On histologic examination, the tumor is characterized by streams of elongated spindle cells, with the elongated nuclei often arrayed in a palisade pattern. Areas consisting of a thick concentration of cells are called Antoni type A (Verocay body), whereas those in which the cells are loose and irregularly arranged are called Antoni type B. A positive S-100 protein is indicative of Schwann cell origin. Immunohistochemical staining usually shows positive staining for S-100 protein and negative for desmin and smooth muscle actin (SMA).

Schwannomas should be differentiated from other spindle cell tumors such as neurofibroma, leiomyoma, and desmoplastic melanoma. Neurofibromas are not encapsulated and they lack the Antoni-A and Antoni-B pattern. They are usually multicentric, which is an important clinical distinction from schwannomas, and may be accompanied by a special entity called von Recklinghausen’s disease. Leiomyomas are positive for SMA and negative for S-100 while desmoplastic melanomas are positive for S-100 but lack the Antoni-A and Antoni-B pattern.

Radiologic imaging by CT shows schwannomas to be well-circumscribed, homogenous masses that enhance with contrast. CT is also mandatory to rule out the extension of a schwannoma from other temporal bone sites (middle ear, mastoid, or internal auditory canal) to present as an external ear canal mass [4]. A CT scan is very useful in making a decision about the extent of the lesion, integrity of the tympanic membrane, and the type of surgical approach [5].

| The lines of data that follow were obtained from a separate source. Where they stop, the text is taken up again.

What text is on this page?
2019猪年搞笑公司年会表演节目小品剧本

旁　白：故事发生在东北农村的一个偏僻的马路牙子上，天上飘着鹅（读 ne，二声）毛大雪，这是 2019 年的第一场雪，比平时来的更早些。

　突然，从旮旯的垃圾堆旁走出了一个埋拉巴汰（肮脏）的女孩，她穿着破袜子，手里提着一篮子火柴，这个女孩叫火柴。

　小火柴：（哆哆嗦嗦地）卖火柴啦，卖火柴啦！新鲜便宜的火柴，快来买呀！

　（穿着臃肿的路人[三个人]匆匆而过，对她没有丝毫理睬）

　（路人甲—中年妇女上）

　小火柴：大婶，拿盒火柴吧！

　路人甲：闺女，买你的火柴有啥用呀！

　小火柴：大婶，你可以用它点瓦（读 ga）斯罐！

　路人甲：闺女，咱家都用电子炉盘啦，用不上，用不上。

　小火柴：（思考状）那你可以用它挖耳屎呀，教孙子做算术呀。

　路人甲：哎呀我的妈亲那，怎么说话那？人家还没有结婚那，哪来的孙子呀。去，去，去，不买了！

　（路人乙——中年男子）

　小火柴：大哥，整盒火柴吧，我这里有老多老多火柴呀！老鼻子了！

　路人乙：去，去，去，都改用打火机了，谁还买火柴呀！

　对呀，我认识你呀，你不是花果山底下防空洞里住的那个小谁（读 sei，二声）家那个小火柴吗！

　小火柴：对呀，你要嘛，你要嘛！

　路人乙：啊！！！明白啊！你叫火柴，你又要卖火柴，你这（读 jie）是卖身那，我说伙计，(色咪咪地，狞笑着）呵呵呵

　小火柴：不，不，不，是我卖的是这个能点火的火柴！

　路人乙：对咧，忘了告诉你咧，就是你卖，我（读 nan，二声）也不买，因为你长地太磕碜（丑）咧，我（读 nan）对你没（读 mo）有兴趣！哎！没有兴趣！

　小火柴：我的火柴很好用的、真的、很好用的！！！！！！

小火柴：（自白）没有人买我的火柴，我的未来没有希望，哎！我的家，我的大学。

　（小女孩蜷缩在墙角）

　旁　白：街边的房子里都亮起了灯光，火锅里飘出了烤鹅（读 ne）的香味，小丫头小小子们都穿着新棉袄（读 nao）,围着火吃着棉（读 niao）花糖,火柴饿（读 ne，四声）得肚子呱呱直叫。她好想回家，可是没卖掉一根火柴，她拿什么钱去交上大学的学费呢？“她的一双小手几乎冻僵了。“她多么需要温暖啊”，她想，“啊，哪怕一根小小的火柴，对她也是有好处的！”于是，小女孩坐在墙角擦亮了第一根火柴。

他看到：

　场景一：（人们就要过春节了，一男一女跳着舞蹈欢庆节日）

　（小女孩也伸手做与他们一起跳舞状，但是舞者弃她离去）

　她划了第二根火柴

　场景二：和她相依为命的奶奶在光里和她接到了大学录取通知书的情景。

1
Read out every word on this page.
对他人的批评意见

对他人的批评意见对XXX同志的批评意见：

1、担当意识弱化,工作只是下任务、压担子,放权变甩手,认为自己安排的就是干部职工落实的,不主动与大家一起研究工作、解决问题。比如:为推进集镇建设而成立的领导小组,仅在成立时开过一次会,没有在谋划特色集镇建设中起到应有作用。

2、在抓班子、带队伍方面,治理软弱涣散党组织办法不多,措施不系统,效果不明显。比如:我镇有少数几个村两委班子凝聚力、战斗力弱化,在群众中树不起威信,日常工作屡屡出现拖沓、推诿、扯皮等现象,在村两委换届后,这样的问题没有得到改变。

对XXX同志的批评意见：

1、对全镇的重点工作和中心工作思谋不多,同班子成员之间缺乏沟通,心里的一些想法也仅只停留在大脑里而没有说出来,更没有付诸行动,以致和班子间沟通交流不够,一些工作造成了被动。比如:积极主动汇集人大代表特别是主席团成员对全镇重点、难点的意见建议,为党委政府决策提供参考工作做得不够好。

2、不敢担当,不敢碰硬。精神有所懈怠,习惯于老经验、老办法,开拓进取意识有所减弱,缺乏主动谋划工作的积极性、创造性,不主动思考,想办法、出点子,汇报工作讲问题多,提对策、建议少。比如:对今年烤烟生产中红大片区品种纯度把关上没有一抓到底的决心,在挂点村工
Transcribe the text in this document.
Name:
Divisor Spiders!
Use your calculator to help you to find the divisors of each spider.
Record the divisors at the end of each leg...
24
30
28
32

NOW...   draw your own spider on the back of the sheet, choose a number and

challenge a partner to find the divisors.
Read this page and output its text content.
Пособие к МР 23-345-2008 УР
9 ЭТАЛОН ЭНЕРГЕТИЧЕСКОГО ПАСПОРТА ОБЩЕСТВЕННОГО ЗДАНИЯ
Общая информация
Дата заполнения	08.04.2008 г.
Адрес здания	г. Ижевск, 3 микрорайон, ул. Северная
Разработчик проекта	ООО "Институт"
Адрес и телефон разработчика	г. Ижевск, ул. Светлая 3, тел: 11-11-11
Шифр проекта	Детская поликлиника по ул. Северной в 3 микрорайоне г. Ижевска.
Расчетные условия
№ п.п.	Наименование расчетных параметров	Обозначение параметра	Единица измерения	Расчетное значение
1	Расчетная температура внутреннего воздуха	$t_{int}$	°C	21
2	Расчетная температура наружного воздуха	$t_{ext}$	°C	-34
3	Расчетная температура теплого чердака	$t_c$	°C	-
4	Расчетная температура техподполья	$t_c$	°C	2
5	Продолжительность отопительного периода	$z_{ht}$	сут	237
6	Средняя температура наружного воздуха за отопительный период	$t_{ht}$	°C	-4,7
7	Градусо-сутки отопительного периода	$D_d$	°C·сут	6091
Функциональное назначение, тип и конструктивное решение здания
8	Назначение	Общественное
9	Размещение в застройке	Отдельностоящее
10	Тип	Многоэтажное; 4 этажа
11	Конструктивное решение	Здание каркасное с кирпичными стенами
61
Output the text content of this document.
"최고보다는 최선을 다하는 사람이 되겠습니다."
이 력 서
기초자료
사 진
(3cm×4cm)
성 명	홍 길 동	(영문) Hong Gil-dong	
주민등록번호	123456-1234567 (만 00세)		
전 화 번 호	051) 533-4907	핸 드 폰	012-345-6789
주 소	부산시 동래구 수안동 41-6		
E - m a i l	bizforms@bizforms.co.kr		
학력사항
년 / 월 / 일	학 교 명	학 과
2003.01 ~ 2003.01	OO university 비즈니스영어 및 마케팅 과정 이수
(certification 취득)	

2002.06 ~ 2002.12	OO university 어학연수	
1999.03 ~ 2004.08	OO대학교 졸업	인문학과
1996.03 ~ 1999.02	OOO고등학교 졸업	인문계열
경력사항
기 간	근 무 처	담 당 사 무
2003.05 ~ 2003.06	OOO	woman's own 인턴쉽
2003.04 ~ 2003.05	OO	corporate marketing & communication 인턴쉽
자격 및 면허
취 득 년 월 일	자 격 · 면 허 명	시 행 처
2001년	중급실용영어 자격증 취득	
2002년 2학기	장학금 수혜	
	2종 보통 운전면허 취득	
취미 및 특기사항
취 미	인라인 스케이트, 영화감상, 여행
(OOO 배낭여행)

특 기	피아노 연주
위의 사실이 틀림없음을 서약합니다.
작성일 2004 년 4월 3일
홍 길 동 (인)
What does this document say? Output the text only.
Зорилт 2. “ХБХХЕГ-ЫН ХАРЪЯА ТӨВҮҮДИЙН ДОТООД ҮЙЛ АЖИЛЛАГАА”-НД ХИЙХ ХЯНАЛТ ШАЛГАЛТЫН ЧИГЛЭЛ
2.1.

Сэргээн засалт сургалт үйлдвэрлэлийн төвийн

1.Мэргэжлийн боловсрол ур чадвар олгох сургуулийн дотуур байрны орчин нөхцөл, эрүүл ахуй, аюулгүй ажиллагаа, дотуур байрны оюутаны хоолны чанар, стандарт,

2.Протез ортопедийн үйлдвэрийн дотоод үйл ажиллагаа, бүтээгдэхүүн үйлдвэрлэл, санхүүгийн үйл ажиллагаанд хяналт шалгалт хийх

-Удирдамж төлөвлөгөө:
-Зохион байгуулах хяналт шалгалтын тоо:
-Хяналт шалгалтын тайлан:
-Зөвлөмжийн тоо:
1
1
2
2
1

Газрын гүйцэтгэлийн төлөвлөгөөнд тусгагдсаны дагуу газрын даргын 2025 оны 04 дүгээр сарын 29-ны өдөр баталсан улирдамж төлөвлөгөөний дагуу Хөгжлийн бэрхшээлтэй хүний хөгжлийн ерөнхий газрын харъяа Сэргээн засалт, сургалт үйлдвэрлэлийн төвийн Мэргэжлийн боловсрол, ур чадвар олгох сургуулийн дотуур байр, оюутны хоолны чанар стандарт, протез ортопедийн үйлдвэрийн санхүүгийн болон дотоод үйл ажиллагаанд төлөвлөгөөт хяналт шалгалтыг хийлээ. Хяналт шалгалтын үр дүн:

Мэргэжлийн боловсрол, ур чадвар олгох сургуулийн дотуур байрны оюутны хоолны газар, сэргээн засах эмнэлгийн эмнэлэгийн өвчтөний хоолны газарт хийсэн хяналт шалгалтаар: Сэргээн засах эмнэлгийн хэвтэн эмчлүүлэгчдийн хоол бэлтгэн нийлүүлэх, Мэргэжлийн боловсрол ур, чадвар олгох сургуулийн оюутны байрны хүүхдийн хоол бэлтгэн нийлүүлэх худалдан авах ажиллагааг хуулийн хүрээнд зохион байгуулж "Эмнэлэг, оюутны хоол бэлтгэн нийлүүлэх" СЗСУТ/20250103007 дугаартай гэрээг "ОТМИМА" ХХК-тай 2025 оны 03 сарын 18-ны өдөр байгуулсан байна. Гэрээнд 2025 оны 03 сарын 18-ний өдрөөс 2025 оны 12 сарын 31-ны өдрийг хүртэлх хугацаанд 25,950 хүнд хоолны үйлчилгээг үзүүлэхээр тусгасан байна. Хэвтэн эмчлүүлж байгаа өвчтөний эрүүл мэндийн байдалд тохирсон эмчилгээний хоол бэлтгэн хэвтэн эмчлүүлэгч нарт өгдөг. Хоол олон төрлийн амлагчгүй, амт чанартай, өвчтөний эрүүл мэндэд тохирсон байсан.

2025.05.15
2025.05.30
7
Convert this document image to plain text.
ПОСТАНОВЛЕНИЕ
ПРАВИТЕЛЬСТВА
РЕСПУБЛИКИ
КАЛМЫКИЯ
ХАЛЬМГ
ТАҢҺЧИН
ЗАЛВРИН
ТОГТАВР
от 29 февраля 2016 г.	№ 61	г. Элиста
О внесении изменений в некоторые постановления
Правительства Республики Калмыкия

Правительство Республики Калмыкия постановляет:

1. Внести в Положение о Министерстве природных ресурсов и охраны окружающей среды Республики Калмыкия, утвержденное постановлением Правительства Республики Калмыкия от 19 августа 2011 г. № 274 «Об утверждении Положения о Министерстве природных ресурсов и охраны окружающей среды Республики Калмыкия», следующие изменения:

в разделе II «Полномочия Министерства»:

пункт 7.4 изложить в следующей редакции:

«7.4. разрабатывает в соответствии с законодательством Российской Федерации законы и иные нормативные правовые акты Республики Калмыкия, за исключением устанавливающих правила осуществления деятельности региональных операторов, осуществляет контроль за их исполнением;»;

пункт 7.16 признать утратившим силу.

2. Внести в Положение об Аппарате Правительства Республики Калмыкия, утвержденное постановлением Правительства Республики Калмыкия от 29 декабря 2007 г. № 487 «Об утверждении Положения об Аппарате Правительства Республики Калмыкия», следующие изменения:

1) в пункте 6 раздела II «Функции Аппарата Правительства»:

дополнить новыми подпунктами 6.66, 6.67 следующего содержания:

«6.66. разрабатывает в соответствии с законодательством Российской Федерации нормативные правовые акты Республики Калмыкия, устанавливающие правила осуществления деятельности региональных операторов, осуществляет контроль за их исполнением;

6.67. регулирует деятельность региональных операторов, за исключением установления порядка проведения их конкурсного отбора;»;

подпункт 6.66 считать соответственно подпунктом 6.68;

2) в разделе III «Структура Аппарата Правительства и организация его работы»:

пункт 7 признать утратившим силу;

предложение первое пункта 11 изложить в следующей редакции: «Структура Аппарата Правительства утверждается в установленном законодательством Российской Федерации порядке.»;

Treatment is complete excision of the tumor via either transmeatal or post-aural approach. The choice of approach will depend on tumor size, location, and relation to surrounding structures [3].

When complete excision is performed local recurrence is rare [1]. A transmeatal approach was performed in the present case and a good cleavage plane provided an en bloc resection with preservation of surrounding structures [5].

Conclusion

Schwannoma should be considered in the differential diagnosis of benign or malignant tissue masses involving the external ear canal, although, in this location, the clinical and radiological findings are somewhat nonspecific and rare.